This week, Payton took a different look at the concept of not-self which we have been discussing by considering the classic Zen koan, “Original Face”. It is first presented in the Platform Sutta,
This very moment, before thinking good or bad, show me your original face.
Payton began with excerpts from a talk by Max Erdstein, available here:
The talk explored the meaning of a poem by Dogen with the same title:
Summer, the Cuckoos
Autumn, the Moon
Winter, Snow that does not melt
Each season, pure and upright
– Dogen, “Original Face”
Then Payton played excerpts from a talk by Stephen Batchelor, available here:
Stephen looks at the Koan from a more practical perspective, pointing out that in the original version of the Four Noble Truths, the words “noble truths” were not present, leaving just “The Four”. Or, as the talk suggests, “The Four Noble Tasks”.

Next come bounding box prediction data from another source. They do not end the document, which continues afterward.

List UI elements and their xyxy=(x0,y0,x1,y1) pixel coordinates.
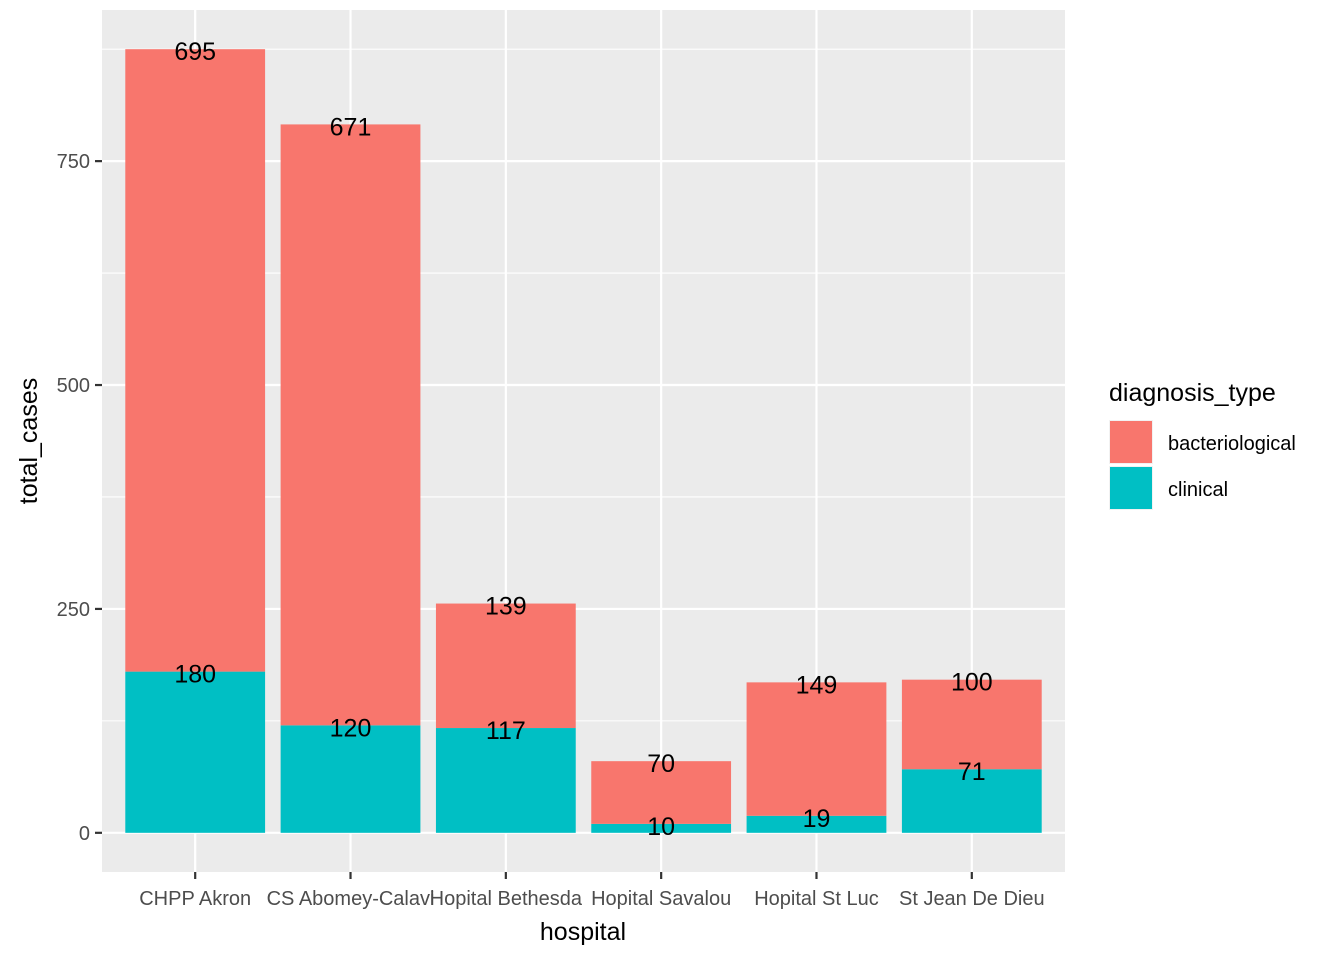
legend-swatch-clinical xyxy=(1110,467,1152,509)
bar-value-label: 671 xyxy=(330,113,372,141)
bar-value-label: 695 xyxy=(174,38,216,66)
x-tick-label: St Jean De Dieu xyxy=(899,888,1045,910)
legend-label-bacteriological: bacteriological xyxy=(1168,433,1296,455)
bar-bacteriological xyxy=(746,682,887,816)
bar-value-label: 117 xyxy=(486,717,526,745)
bar-value-label: 120 xyxy=(330,714,372,742)
x-tick-label: Hopital Savalou xyxy=(591,888,731,910)
y-tick-label: 750 xyxy=(57,151,90,173)
bar-value-label: 149 xyxy=(796,671,838,699)
y-axis-title: total_cases xyxy=(15,378,43,504)
bar-bacteriological xyxy=(591,761,732,824)
legend-label-clinical: clinical xyxy=(1168,479,1228,501)
bar-clinical xyxy=(125,671,266,833)
x-axis-title: hospital xyxy=(540,918,626,946)
bar-clinical xyxy=(435,728,576,833)
bar-clinical xyxy=(280,725,421,833)
bar-value-label: 180 xyxy=(174,661,216,689)
y-tick-label: 500 xyxy=(57,375,90,397)
bar-clinical xyxy=(746,815,887,833)
x-tick-label: CHPP Akron xyxy=(139,888,251,910)
legend-swatch-bacteriological xyxy=(1110,421,1152,463)
x-tick-label: Hopital Bethesda xyxy=(430,888,583,910)
bar-value-label: 10 xyxy=(647,813,675,841)
bars xyxy=(125,49,1042,833)
bar-clinical xyxy=(901,769,1042,833)
bar-bacteriological xyxy=(280,124,421,726)
bar-value-label: 70 xyxy=(647,750,675,778)
legend-title: diagnosis_type xyxy=(1109,379,1276,407)
legend: diagnosis_type bacteriological clinical xyxy=(1109,379,1296,510)
bar-clinical xyxy=(591,823,732,833)
bar-labels: 180 695 120 671 117 139 10 70 19 149 71 100 xyxy=(174,38,992,841)
x-tick-label: CS Abomey-Calavi xyxy=(267,888,435,910)
bar-bacteriological xyxy=(125,49,266,672)
bar-value-label: 100 xyxy=(951,669,993,697)
bar-value-label: 71 xyxy=(958,758,986,786)
bar-bacteriological xyxy=(901,679,1042,770)
x-tick-label: Hopital St Luc xyxy=(754,888,879,910)
y-axis: 0 250 500 750 xyxy=(57,151,102,845)
bar-value-label: 139 xyxy=(485,593,527,621)
y-tick-label: 0 xyxy=(79,823,90,845)
bar-bacteriological xyxy=(435,603,576,729)
y-tick-label: 250 xyxy=(57,599,90,621)
bar-value-label: 19 xyxy=(803,805,831,833)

This is also the essence of Dogen’s koan, “Why is practice necessary if we are already innately enlightened?” He had his reasons for asking it that way, and I had my reasons for asking it my way, but it all boils down to that one thing – we’re already there, and yet practice is necessary. He solved it when he realized that practice is how we express it.
Examine your own life and look deeply at the questions and conflicts that bug you – the ones that really get you. Look at them very carefully. Then clear away irritation and opinion – “I don’t like this,” “That shouldn’t be” – let all that drop away. This doesn’t mean you surrender to what you think is wrong, but you sit still with it and drop all the extra baggage. Be very still and let the underlying question arise. Then you sit still with that until you come to the one wordless question. The answer to that cannot be put into words, you simply open to it. Just like you can’t tell a paraplegic how to accept his situation – but someone can demonstrate it. That’s what it’s like.